Dessa forma, a resolução alternativa das disputas, intermediada pela figura do mediador, permite a manutenção das relações entre os envolvidos, e se mostra especialmente adequada nos conflitos civis, empresariais, trabalhistas, ambientais e internacionais.
2. A LIGAÇÃO ENTRE A MEDIAÇÃO E O DIREITO CONTRATUAL
O princípio da autonomia da vontade, princípio fundamental do Direito das Obrigações, regula a mediação, na medida em que esta se pauta na voluntariedade e na liberdade de contratar das partes envolvidas.
A liberdade de criação dos negócios jurídicos apresenta as seguintes premissas: garante ao indivíduo a liberdade e a possibilidade de participar da atividade econômica e a não interferência estatal nas relações privadas. A livre iniciativa é pautada no individualismo jurídico, que tem sua base estrutural ligada ao princípio da autonomia da vontade. Quando o indivíduo assume obrigações por intermédio de um acordo, fica adstrito a cumpri-las, mas porque quis, porque autolimitou sua liberdade (Bobbio, 1987, p.173).
Alguns autores preferem falar que a liberdade não é algo que se prende às preferências individuais, mas um estado espiritual, que se realiza no âmbito social e comunitário. Não é, portanto, a possibilidade de fazer ou deixar de fazer algo, mas uma liberdade que se enriquece pelo seu teor de objetividade e de finalidade.

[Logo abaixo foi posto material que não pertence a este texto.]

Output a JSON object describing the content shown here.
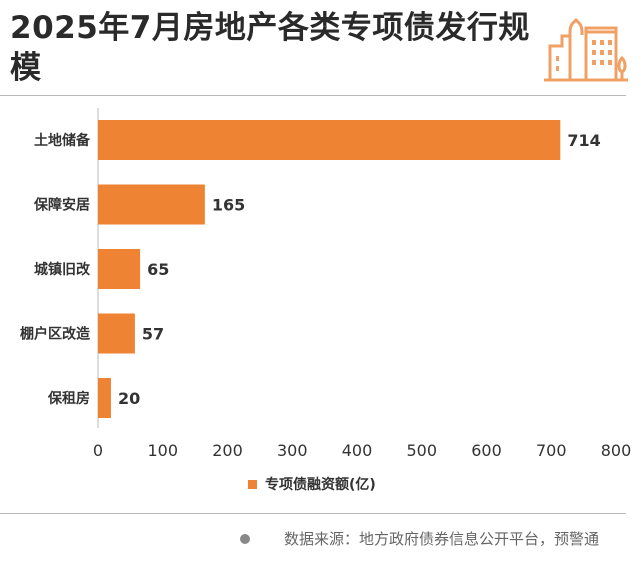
{
  "title": "2025年7月房地产各类专项债发行规模",
  "icon": "city-buildings-icon",
  "chart_data": {
    "type": "bar",
    "orientation": "horizontal",
    "categories": [
      "土地储备",
      "保障安居",
      "城镇旧改",
      "棚户区改造",
      "保租房"
    ],
    "values": [
      714,
      165,
      65,
      57,
      20
    ],
    "xlim": [
      0,
      800
    ],
    "xticks": [
      0,
      100,
      200,
      300,
      400,
      500,
      600,
      700,
      800
    ],
    "series": [
      {
        "name": "专项债融资额(亿)",
        "values": [
          714,
          165,
          65,
          57,
          20
        ]
      }
    ],
    "legend": "bottom",
    "grid": false,
    "color": "#ee8333"
  },
  "source": "数据来源：地方政府债券信息公开平台，预警通"
}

Por autonomia, devemos entender toda manifestação livre de qualquer vinculação; logo a autonomia da vontade, no campo da mediação, refere-se ao fato de alguém se manifestar livremente quanto a submeter à resolução da sua disputa, mediante a condução do mediador.
Consideramos, então, que a autonomia da vontade é o princípio negocial clássico que parte do pressuposto de que as partes são livres, pois ratifica a idéia de pacto, do acordo firmado entre os contratantes, posicionados no mesmo plano de igualdade, aptos a aventar todas as cláusulas até uma convergência real de vontades.
Neste contexto, a vantagem da ligação entre a mediação e o contrato empresarial reside nos seguintes fatores: 1) simplificação da negociação e revisão contratual, tendo em vista a dificuldade de uniformização das normas aplicáveis aos negócios; e 2) minimização do risco econômico presente nas negociações, por meio da técnica do ganha x ganha.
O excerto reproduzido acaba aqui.